One last question is whether a new theater building would include privately-owned condos and retail space as was proposed by developers years ago.
FIU’s vision is a partnership similar to that of Yale University and the professional Yale Repertory Company. In the business plan, FIU incurs no financial risk for the development and operation of the property. Revenue from GableStage’s productions would fund GableStage. Any revenue from the building’s other operations including the parking lot would support the managing the site. Any excess revenue from the parking lot would support GableStage.
Starting out as a movie theater in 1926, the Spanish rococo building on the southwest corner of the Coconut Grove business/entertainment district has been repeatedly remodeled under several ownerships while becoming one of the nation’s leading regional theaters that emerged after World War II. Producers like Zev Buffman, Robert Kantor, Jose Ferrer and, after 1985, Arnold Mittelman mounted their own shows, hosted national tours and even provided a home for works being developed for Broadway.
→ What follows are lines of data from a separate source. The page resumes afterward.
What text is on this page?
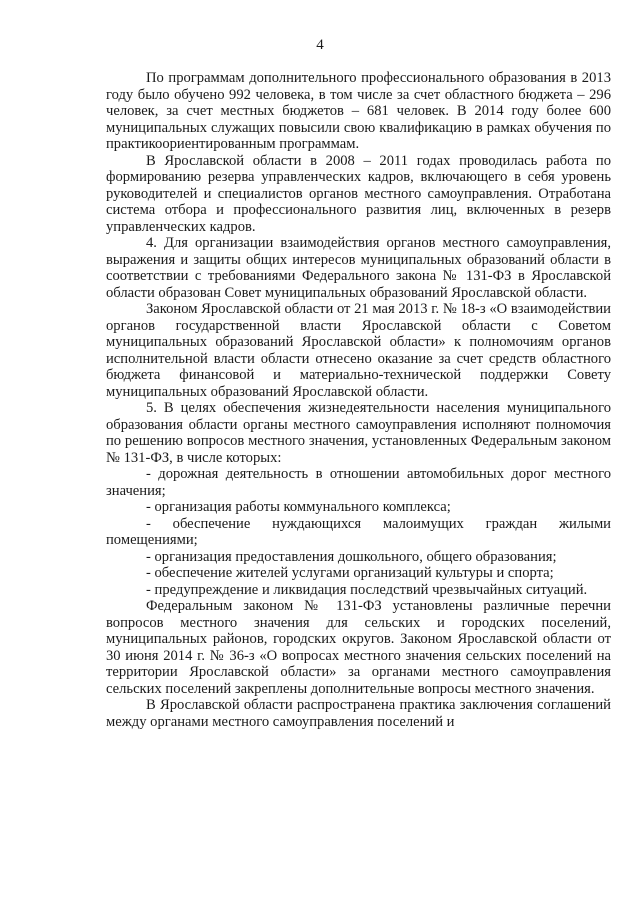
4

По программам дополнительного профессионального образования в 2013 году было обучено 992 человека, в том числе за счет областного бюджета – 296 человек, за счет местных бюджетов – 681 человек. В 2014 году более 600 муниципальных служащих повысили свою квалификацию в рамках обучения по практикоориентированным программам.

В Ярославской области в 2008 – 2011 годах проводилась работа по формированию резерва управленческих кадров, включающего в себя уровень руководителей и специалистов органов местного самоуправления. Отработана система отбора и профессионального развития лиц, включенных в резерв управленческих кадров.

4. Для организации взаимодействия органов местного самоуправления, выражения и защиты общих интересов муниципальных образований области в соответствии с требованиями Федерального закона № 131-ФЗ в Ярославской области образован Совет муниципальных образований Ярославской области.

Законом Ярославской области от 21 мая 2013 г. № 18-з «О взаимодействии органов государственной власти Ярославской области с Советом муниципальных образований Ярославской области» к полномочиям органов исполнительной власти области отнесено оказание за счет средств областного бюджета финансовой и материально-технической поддержки Совету муниципальных образований Ярославской области.

5. В целях обеспечения жизнедеятельности населения муниципального образования области органы местного самоуправления исполняют полномочия по решению вопросов местного значения, установленных Федеральным законом № 131-ФЗ, в числе которых:

- дорожная деятельность в отношении автомобильных дорог местного значения;

- организация работы коммунального комплекса;

- обеспечение нуждающихся малоимущих граждан жилыми помещениями;

- организация предоставления дошкольного, общего образования;

- обеспечение жителей услугами организаций культуры и спорта;

- предупреждение и ликвидация последствий чрезвычайных ситуаций.

Федеральным законом № 131-ФЗ установлены различные перечни вопросов местного значения для сельских и городских поселений, муниципальных районов, городских округов. Законом Ярославской области от 30 июня 2014 г. № 36-з «О вопросах местного значения сельских поселений на территории Ярославской области» за органами местного самоуправления сельских поселений закреплены дополнительные вопросы местного значения.

В Ярославской области распространена практика заключения соглашений между органами местного самоуправления поселений и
The shows and the performers reflected a time when fading stars and supporting actors in film and television were able to headline major stage productions that they would never have the chance to attempt in New York. Some were triumphs and many were flops. Some were unadventurous fare; others reflected the latest thought-provoking hit from Broadway.
Among the legendary productions was the first American version of Godot, starring Tom Ewell and Bert Lahr, an evening that left many playgoers confused because it wasn’t the comedy those stars were usually seen in.